Unanimously rejecting a contention that Miranda would have been violated only by express questioning, the Court said: We conclude that the Miranda safeguards come into play whenever a person in custody is subjected to either express questioning or its functional equivalent. That is to say, the term ‘interrogation’ under Miranda refers not only to express questioning, but also to any words or actions on the part of the police (other than those normally attendant to arrest and custody) that the police should know are reasonably likely to elicit an incriminating response from the suspect. The latter portion of this definition focuses primarily upon the perceptions of the suspect, rather than the intent of the police. This focus reflects the fact that the Miranda safeguards were designed to vest a suspect in custody with an added measure of protection against coercive police practices, without regard to objective proof of the underlying intent of the police.
12 A divided Court then concluded that the officers’ conversation did not amount to a functional equivalent of questioning and that the evidence was admissible.13
A later divided Court applied Innis in Arizona v. Mauro14 to hold that a suspect who had requested an attorney was not interrogated
by bringing instead the suspect's wife, who also was a suspect, to speak with him in police presence. The majority emphasized that the suspect's wife had asked to speak with her husband, the meeting was therefore not a police-initiated ruse designed to elicit a response from the suspect, and in any event the meeting could not be characterized as an attempt by the police to use the coercive nature of confinement to extract a confession that would not be given in an unrestricted environment. The dissent argued that the police had exploited the wife's request to talk with her husband in a custodial setting to create a situation the police knew, or should reasonably have known, was reasonable likely to result in an incriminatory statement.
In Estelle v.
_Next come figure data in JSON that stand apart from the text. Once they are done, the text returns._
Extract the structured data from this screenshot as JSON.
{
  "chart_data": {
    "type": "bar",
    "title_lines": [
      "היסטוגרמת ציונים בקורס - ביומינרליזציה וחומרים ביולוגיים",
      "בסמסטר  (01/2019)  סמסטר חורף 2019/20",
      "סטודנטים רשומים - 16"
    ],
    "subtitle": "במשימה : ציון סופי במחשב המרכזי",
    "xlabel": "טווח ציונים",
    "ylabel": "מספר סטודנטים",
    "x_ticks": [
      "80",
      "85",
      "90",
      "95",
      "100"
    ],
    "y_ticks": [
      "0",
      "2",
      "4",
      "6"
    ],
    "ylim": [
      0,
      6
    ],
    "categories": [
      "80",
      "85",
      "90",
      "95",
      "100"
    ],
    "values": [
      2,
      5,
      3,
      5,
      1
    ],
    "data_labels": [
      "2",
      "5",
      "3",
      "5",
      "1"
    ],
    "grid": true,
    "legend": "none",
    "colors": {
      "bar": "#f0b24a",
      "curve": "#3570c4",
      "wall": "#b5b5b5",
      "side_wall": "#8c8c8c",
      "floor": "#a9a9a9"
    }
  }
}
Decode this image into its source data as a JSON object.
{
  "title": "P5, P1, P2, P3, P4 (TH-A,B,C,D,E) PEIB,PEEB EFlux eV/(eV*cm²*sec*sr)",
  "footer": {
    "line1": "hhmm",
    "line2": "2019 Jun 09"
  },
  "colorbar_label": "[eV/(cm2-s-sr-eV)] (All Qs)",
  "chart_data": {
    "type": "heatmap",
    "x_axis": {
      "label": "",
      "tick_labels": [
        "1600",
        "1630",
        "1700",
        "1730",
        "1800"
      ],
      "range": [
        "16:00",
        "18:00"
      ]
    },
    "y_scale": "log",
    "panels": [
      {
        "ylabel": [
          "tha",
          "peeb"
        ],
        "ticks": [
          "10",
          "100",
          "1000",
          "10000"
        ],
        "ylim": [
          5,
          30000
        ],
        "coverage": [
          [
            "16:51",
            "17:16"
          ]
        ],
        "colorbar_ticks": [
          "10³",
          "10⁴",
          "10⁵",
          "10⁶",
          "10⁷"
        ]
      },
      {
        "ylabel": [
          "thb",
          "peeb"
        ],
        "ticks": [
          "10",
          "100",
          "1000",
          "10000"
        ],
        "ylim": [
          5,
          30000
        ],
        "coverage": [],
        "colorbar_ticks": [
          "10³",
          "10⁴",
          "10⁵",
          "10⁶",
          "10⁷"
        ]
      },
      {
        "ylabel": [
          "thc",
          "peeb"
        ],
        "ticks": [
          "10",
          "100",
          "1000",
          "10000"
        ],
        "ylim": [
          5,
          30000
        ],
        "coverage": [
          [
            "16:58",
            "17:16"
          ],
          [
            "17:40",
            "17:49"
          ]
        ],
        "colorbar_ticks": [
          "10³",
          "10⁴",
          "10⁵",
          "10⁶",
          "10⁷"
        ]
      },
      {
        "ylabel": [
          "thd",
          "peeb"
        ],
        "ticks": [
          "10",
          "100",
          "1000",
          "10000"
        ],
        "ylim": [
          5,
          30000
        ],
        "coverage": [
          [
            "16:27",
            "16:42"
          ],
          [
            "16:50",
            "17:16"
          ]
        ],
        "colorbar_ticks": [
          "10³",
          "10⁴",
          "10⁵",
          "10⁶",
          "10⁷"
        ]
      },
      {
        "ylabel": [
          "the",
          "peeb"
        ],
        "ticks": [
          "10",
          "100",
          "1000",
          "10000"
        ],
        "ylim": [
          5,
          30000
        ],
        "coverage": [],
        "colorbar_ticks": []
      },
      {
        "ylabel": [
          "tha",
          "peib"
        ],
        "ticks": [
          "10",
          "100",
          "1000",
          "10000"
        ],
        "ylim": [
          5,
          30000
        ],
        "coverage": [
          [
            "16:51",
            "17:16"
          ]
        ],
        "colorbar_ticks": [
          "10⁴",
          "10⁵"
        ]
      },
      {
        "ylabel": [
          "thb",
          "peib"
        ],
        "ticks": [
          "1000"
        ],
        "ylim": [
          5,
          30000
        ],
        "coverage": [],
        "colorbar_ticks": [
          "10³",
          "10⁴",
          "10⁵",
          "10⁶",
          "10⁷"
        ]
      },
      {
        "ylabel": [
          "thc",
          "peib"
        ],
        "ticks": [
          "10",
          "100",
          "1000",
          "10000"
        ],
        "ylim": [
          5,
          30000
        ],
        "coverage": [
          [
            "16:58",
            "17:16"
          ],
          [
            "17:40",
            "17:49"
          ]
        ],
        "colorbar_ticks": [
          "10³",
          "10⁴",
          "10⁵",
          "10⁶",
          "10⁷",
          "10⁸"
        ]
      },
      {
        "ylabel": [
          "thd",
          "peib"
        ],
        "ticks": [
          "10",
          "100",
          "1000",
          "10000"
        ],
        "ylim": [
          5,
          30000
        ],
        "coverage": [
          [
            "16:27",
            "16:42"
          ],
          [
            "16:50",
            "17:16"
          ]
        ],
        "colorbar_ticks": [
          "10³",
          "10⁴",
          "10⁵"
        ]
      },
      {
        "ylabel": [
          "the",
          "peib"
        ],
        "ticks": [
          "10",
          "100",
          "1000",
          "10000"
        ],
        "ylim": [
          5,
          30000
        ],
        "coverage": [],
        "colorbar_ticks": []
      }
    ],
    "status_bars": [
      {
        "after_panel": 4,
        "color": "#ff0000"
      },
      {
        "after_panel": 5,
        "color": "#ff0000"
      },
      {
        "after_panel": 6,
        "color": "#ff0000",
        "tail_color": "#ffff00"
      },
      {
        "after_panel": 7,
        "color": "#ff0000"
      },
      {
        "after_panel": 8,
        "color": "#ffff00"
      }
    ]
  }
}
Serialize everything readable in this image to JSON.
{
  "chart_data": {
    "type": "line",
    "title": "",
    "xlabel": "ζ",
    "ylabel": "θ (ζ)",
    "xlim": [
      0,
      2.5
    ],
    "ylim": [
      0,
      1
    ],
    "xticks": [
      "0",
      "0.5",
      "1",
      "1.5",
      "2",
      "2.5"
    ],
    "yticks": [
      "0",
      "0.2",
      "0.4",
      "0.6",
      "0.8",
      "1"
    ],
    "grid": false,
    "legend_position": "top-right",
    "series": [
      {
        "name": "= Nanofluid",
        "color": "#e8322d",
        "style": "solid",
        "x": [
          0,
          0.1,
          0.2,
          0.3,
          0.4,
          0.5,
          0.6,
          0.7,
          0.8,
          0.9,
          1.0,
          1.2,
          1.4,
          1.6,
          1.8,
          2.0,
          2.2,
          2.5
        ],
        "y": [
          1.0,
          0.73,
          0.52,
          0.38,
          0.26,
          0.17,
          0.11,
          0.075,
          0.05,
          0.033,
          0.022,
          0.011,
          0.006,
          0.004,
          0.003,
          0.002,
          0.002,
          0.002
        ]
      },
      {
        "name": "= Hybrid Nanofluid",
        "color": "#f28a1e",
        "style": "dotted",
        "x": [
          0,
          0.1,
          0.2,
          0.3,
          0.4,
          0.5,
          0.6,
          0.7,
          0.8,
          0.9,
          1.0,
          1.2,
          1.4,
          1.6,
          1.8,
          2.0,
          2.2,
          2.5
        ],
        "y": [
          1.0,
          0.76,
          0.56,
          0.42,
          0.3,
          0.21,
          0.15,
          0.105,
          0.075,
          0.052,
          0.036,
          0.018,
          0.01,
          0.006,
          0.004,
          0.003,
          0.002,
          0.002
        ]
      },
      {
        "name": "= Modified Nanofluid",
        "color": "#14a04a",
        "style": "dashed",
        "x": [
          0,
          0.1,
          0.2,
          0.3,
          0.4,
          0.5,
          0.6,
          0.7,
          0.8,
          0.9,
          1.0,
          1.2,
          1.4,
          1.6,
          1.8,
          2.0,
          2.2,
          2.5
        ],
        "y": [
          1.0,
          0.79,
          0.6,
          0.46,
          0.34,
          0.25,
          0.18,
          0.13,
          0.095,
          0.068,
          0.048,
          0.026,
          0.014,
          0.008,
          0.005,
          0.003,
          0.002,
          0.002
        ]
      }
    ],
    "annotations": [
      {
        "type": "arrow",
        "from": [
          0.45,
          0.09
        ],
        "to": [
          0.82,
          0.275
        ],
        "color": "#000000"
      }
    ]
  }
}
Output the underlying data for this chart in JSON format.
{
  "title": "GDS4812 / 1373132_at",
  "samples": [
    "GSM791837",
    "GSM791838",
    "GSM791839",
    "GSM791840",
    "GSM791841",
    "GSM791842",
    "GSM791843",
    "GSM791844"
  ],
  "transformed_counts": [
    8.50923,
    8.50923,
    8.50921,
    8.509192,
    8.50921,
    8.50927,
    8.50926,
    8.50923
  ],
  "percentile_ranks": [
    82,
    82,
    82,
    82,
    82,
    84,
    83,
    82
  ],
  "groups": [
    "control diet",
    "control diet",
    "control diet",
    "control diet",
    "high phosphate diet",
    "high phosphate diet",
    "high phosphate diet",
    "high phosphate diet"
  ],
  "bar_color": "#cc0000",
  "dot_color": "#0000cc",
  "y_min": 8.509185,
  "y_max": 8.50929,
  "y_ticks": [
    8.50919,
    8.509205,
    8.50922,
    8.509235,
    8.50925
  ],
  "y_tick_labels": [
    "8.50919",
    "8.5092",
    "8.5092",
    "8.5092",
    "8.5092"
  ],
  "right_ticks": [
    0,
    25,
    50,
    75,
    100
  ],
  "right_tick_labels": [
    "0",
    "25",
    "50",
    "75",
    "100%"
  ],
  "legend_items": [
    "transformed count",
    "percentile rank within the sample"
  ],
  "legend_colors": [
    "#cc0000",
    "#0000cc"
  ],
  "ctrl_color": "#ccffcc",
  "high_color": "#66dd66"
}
Smith,15 the Court held that a court-ordered jailhouse interview by a psychiatrist seeking to determine the defendant's competency to stand trial constituted interrogation
with respect to testimony on issues guilt and punishment; the psychiatrist’s conclusions about the defendant’s dangerousness were inadmissible at the capital sentencing phase of the trial because the defendant had not been given his Miranda warnings prior to the interview. That the defendant had been questioned by a psychiatrist designated to conduct a neutral competency examination, rather than by a police officer, was immaterial,
the Court concluded, since the psychiatrist’s testimony at the penalty phase changed his role from one of neutrality to that of an agent of the prosecution.16 Other instances of questioning in less formal contexts in which the issues of custody and interrogation intertwine, e.g., in on-the-street encounters, await explication by the Court.